Termination w.r.t. Q of the following Term Rewriting System could be proven:

Q restricted rewrite system:
The TRS R consists of the following rules:

rev(a) → a
rev(b) → b
rev(++(x, y)) → ++(rev(y), rev(x))
rev(++(x, x)) → rev(x)

Q is empty.


QTRS
  ↳ DependencyPairsProof

Q restricted rewrite system:
The TRS R consists of the following rules:

rev(a) → a
rev(b) → b
rev(++(x, y)) → ++(rev(y), rev(x))
rev(++(x, x)) → rev(x)

Q is empty.

Using Dependency Pairs [1,15] we result in the following initial DP problem:
Q DP problem:
The TRS P consists of the following rules:

REV(++(x, x)) → REV(x)
REV(++(x, y)) → REV(x)
REV(++(x, y)) → REV(y)

The TRS R consists of the following rules:

rev(a) → a
rev(b) → b
rev(++(x, y)) → ++(rev(y), rev(x))
rev(++(x, x)) → rev(x)

Q is empty.
We have to consider all minimal (P,Q,R)-chains.

↳ QTRS
  ↳ DependencyPairsProof
QDP
      ↳ QDPOrderProof

Q DP problem:
The TRS P consists of the following rules:

REV(++(x, x)) → REV(x)
REV(++(x, y)) → REV(x)
REV(++(x, y)) → REV(y)

The TRS R consists of the following rules:

rev(a) → a
rev(b) → b
rev(++(x, y)) → ++(rev(y), rev(x))
rev(++(x, x)) → rev(x)

Q is empty.
We have to consider all minimal (P,Q,R)-chains.
We use the reduction pair processor [15].

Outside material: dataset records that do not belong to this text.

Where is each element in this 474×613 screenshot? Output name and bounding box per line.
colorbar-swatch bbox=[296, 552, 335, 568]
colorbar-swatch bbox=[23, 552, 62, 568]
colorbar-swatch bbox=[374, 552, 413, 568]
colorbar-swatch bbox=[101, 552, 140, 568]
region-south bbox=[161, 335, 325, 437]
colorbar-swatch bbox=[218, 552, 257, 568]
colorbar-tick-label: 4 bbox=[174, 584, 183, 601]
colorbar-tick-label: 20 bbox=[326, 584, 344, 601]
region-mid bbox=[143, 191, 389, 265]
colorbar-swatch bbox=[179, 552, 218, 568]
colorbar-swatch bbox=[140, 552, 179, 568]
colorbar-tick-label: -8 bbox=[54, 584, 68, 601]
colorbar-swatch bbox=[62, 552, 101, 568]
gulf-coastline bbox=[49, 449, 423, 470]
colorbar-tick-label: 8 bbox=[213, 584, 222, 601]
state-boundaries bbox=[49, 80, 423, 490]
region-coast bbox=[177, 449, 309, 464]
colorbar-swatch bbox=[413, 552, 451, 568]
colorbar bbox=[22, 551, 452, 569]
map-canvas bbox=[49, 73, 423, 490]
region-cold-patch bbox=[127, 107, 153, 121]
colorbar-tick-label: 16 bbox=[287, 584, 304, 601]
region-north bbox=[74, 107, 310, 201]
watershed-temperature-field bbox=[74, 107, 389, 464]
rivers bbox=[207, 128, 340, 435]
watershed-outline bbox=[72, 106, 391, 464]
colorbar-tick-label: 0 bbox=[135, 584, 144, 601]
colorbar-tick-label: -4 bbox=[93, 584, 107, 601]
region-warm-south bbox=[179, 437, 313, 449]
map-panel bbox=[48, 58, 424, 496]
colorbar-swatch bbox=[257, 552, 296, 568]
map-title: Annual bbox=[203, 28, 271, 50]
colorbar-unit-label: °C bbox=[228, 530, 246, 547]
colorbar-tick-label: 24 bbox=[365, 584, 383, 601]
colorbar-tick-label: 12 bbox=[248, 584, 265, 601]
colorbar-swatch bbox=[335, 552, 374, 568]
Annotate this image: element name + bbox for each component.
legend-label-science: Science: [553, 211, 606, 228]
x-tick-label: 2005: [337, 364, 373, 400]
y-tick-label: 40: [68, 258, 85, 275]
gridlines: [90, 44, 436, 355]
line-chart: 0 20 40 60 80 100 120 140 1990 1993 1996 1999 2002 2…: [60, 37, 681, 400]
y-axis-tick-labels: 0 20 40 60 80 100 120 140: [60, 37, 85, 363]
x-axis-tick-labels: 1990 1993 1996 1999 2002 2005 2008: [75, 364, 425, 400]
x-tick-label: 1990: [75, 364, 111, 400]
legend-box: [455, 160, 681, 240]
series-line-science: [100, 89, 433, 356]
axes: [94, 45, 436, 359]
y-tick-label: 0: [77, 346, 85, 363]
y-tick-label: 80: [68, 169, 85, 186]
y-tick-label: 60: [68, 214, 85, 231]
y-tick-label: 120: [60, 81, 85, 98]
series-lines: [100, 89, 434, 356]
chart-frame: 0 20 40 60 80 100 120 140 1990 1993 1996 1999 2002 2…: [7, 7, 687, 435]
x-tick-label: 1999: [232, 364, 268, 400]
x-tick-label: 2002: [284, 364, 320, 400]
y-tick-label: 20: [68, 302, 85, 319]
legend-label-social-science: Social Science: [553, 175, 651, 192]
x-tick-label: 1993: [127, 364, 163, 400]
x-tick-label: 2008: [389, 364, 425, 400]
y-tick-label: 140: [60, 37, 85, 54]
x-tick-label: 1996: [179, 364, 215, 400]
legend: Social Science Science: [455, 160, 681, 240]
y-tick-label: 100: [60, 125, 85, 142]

The following pairs can be oriented strictly and are deleted.


REV(++(x, x)) → REV(x)
REV(++(x, y)) → REV(x)
REV(++(x, y)) → REV(y)
The remaining pairs can at least be oriented weakly.
none
Used ordering: Polynomial interpretation [25,35]:

POL(++(x1, x2)) = 1 + (4)x_1 + (4)x_2   
POL(REV(x1)) = (2)x_1   
The value of delta used in the strict ordering is 2.
The following usable rules [17] were oriented: none



↳ QTRS
  ↳ DependencyPairsProof
    ↳ QDP
      ↳ QDPOrderProof
QDP
          ↳ PisEmptyProof

Q DP problem:
P is empty.
The TRS R consists of the following rules:

rev(a) → a
rev(b) → b
rev(++(x, y)) → ++(rev(y), rev(x))
rev(++(x, x)) → rev(x)

Q is empty.
We have to consider all minimal (P,Q,R)-chains.
The TRS P is empty. Hence, there is no (P,Q,R) chain.